Introductions and Conclusions Are Pointless

Even God knew how to get straight to the point.

Introductions are pointless. At least for web articles.

The title for an article alone should tell you all that is necessary for understanding what you’re about to read. After all, it’s what attracted your attention. You wouldn’t’ve clicked on the link if the title hadn’t been intriguing enough. Most people don’t even read introductions, because they are essentially repetitions of the title. Obviously, some titles are more obtuse than others; the title for this post is quite clear, though I could have put something like, “Introductions and Conclusions Are Sick, Twisted, and Smell Like Old Socks”, which includes a rather obscure Jimmy Neutron reference that about five people would’ve gotten. Still, the gist of my argument would still be there. You don’t need me to tell you what a 500 word web article is about in an 100 word introduction. In this day and age of fast journalism and SEO content, a quick, one sentence preclude should be enough to verify that, yes, you clicked the right link, and yes, this article is about 5 Different Toilet Paper Brands. Unfortunately, in many professional writing circles, they tend to be required, instead of allowing the article to be what it needs to be, sans intro or no. Hence why so many bulk article sites like About.com, GoArticles, and EZineArticles, tend to have overly wordy, stilted text, besides the fact that they are usually written by amateurs en masse. Their commissioners don’t always realize that times have changed, and formulaic formatting with it.

Because of course, introductions are necessary for formal documents like legal papers and school essays and college dissertations. Those I would file under, “exceptions”, since such documents are almost always very long and (through necessity) complicated. Besides being a requirement, introductions in these cases are more like friendly signs that inform you of what’s to come, and explain the author’s argument. A proper essay introduction, for example, will outline the thesis and its main points. The writer then expands on these points in the body of the paper, with the introductory outline keeping them on target. Until they get to the conclusion, that is.

Conclusions are even more ridiculous than introductions, because at least the latter tend to provide some sort of disclaimer or additional information before you blaze through an article. Again, conclusions have their merits in formal writing, as they sum up the content in a concise manner, but they are useless in web articles. It is completely unnecessary for me to repeat to you what you’ve just read. It took you probably no more than five minutes to skim through learning about those toilet paper brands, and now here comes another 100 word block of text, informing you that yes, you DID just finishing reading about toilet paper and yes, isn’t it wonderful what they can do nowadays?
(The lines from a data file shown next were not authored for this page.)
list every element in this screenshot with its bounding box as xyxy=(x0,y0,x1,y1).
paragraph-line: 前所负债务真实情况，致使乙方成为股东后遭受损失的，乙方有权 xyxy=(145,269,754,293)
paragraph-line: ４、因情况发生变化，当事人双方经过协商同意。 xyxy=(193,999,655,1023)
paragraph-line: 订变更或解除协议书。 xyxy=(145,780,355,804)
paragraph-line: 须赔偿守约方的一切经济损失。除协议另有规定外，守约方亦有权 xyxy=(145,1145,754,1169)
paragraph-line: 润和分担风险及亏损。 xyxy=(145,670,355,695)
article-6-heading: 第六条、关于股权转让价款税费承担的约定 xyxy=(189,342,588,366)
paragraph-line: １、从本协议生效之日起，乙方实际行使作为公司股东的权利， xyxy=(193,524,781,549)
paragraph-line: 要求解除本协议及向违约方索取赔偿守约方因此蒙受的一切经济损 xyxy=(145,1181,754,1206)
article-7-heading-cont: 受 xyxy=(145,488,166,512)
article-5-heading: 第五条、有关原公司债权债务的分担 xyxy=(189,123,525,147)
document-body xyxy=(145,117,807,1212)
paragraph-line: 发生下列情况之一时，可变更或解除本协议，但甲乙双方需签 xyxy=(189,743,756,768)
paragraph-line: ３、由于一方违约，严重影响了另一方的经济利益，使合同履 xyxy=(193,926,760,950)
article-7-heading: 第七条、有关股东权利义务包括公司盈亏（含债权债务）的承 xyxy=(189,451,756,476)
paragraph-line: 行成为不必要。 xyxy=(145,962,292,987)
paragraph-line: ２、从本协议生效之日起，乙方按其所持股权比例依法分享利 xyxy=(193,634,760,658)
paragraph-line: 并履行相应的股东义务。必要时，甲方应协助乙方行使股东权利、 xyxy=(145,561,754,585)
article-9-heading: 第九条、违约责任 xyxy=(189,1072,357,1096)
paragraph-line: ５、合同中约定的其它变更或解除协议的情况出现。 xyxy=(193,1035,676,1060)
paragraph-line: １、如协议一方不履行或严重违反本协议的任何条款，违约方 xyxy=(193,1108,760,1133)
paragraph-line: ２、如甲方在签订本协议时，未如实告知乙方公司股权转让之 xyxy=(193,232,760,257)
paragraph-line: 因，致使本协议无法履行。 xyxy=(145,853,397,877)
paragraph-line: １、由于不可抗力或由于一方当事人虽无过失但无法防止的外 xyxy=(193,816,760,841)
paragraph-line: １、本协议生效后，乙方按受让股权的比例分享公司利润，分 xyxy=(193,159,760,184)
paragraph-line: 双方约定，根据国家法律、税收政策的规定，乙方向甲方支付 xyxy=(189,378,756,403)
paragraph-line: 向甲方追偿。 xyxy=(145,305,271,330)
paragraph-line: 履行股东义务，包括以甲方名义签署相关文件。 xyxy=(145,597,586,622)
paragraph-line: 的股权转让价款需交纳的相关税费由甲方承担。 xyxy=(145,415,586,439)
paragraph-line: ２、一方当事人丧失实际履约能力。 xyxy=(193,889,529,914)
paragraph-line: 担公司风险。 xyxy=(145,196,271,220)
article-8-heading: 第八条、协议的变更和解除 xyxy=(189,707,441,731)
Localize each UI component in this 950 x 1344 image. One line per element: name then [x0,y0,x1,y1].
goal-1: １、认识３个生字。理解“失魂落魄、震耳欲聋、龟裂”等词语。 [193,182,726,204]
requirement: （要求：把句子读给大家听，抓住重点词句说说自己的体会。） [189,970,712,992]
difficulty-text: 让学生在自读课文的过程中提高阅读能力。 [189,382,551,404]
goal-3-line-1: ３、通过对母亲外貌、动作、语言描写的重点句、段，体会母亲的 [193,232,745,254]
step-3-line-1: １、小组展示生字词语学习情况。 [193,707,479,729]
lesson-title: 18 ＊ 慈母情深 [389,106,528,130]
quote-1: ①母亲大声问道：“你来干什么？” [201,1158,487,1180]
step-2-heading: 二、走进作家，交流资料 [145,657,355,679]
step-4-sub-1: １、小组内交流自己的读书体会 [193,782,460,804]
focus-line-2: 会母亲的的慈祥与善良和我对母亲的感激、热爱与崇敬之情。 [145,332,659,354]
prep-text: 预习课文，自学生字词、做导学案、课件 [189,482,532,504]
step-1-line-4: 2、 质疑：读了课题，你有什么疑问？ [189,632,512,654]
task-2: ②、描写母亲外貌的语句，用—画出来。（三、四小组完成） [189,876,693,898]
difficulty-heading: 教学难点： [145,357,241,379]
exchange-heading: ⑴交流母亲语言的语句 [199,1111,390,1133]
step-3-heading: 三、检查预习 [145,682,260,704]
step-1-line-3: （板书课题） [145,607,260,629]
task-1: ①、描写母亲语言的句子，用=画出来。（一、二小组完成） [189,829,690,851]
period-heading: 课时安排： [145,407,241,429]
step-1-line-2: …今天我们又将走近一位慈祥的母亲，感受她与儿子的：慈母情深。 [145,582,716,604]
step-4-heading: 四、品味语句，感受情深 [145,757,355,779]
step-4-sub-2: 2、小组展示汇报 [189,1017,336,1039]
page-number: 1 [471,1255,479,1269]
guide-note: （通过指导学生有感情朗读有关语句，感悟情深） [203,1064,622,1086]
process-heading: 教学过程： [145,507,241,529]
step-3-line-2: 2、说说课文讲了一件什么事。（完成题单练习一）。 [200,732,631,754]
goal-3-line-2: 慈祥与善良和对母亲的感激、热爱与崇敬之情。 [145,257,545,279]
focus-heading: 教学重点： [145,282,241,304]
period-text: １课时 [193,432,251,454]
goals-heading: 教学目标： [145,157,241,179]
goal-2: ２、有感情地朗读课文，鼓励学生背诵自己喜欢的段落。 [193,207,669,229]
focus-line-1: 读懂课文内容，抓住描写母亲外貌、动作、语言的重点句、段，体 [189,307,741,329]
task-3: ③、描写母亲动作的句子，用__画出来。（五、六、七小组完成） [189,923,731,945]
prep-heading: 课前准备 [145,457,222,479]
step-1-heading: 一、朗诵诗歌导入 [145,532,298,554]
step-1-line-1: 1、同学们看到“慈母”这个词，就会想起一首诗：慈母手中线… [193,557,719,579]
Conclusions at best, add slightly more information, but are all too often just a rectangle of redundancy. Most websites (but not enough) have done away with them entirely, choosing instead to end their articles with an open question for their readers. Something like…

How do YOU feel about introductions and conclusions? Are they the byproducts of bygone age, or do they still hold some relevance in the web-based world?

(Oh, to conclude: Conclusions are pointless. Now excuse me while I eat my words in order to earn some money.)